Here's the kicker: When Bitcoin was trading near $88,000 in Q4, these same market makers trimmed their exposure by $1.6 billion to $2.4 billion. Thielen calls this "declining speculative demand and reduced arbitrage inventory requirements."

Translation: The smart money was already heading for the exits when retail investors were still celebrating new highs.

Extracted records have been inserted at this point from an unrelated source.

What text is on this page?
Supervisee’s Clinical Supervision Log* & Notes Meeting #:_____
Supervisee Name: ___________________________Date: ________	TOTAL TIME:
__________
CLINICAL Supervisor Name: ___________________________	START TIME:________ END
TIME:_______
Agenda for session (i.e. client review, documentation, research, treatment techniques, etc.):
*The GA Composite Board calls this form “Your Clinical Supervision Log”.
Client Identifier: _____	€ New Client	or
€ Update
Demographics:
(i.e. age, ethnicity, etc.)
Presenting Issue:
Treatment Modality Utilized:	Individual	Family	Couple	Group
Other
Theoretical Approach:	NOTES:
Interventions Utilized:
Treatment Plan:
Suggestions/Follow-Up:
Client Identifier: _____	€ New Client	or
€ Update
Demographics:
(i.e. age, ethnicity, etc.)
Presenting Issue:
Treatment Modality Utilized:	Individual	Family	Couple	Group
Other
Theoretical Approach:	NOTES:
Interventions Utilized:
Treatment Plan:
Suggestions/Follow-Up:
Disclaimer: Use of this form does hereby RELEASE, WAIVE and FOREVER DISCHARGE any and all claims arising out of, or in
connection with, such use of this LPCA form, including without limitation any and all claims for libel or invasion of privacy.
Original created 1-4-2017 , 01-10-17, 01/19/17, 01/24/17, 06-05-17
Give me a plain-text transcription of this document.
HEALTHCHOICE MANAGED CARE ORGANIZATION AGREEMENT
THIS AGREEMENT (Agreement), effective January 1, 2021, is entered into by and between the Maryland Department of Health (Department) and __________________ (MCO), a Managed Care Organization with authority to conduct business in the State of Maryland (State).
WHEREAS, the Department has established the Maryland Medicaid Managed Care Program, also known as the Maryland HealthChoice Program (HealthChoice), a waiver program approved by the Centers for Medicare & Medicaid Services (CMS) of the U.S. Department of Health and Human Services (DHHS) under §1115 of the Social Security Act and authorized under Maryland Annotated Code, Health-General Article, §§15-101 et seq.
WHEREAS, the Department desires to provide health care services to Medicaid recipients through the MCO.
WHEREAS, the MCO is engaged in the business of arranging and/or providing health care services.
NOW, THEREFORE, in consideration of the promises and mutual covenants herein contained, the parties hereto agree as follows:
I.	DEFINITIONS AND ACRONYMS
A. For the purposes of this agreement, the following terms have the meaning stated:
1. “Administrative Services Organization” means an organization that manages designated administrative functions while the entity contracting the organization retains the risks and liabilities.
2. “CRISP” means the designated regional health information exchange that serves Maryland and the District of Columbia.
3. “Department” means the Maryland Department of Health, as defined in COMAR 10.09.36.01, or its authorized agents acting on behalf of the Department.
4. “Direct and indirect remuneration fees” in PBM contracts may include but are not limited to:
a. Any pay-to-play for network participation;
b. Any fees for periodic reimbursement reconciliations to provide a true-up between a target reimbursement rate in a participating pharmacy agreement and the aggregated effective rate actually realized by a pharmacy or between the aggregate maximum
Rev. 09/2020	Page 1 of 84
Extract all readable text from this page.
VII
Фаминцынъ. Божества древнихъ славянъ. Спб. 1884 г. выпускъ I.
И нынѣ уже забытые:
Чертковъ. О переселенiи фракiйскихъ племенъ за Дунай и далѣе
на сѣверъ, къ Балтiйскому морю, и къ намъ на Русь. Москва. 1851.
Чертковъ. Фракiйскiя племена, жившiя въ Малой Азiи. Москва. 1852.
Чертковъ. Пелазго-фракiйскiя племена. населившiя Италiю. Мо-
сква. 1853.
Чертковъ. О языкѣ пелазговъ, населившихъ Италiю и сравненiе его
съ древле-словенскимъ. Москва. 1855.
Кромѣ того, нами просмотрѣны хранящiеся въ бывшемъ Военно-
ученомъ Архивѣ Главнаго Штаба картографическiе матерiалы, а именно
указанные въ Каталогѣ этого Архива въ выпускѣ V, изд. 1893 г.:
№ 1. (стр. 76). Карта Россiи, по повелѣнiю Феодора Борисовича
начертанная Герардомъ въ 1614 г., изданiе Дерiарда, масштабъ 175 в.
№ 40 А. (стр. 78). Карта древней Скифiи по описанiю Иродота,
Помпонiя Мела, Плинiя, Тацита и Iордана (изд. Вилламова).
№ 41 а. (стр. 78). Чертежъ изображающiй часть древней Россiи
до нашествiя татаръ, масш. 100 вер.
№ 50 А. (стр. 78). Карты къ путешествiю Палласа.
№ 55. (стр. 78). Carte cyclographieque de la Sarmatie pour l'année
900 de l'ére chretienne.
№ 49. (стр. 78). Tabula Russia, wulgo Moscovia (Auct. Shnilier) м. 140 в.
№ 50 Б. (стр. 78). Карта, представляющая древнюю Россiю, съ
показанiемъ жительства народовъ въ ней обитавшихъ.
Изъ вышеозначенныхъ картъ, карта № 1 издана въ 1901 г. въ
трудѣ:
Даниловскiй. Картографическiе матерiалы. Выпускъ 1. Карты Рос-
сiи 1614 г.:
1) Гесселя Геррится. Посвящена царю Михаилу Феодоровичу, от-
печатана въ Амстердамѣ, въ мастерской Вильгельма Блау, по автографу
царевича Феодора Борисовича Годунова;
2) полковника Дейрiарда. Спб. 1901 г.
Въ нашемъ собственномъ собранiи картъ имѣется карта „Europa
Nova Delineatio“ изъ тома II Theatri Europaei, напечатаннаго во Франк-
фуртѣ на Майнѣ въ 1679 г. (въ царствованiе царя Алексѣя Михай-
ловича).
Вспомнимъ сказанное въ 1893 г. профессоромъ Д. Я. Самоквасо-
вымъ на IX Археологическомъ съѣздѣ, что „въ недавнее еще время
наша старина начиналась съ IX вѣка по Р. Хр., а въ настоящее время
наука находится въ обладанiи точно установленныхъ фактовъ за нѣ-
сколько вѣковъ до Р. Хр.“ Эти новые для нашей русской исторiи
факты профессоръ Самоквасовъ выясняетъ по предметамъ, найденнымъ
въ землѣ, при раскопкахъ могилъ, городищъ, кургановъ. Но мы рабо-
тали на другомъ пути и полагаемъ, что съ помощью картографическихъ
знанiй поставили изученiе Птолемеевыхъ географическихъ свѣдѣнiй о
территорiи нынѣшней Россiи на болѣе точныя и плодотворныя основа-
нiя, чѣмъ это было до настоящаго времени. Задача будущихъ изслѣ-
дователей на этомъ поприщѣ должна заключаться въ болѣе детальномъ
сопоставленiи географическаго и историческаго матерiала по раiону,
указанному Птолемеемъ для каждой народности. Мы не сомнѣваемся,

What This Means for Your Portfolio

If you're an institutional investor or crypto trader banking on ETF "strength" as a bullish indicator, consider this:

  • Structural vs. Directional: Much of that $85 billion isn't directional money betting on higher prices
  • False Resilience: Assets under management can stay high even as real demand evaporates
  • Leading Indicators: Market maker behavior in Q4 suggested trouble before the crash hit

For retail investors, this raises uncomfortable questions about following institutional flows. When the "institutions" are actually market-neutral arbitrageurs, their staying power says nothing about Bitcoin's fundamental demand.

The Arbitrage Economy

This reveals something deeper about modern crypto markets. We've built a massive arbitrage economy around Bitcoin—market makers, authorized participants, hedge funds—all extracting value from the infrastructure without taking directional risk.

It's efficient for liquidity, but it creates optical illusions. Big numbers don't always mean big conviction.

This content is AI-generated based on source articles. While we strive for accuracy, errors may occur. We recommend verifying with the original source.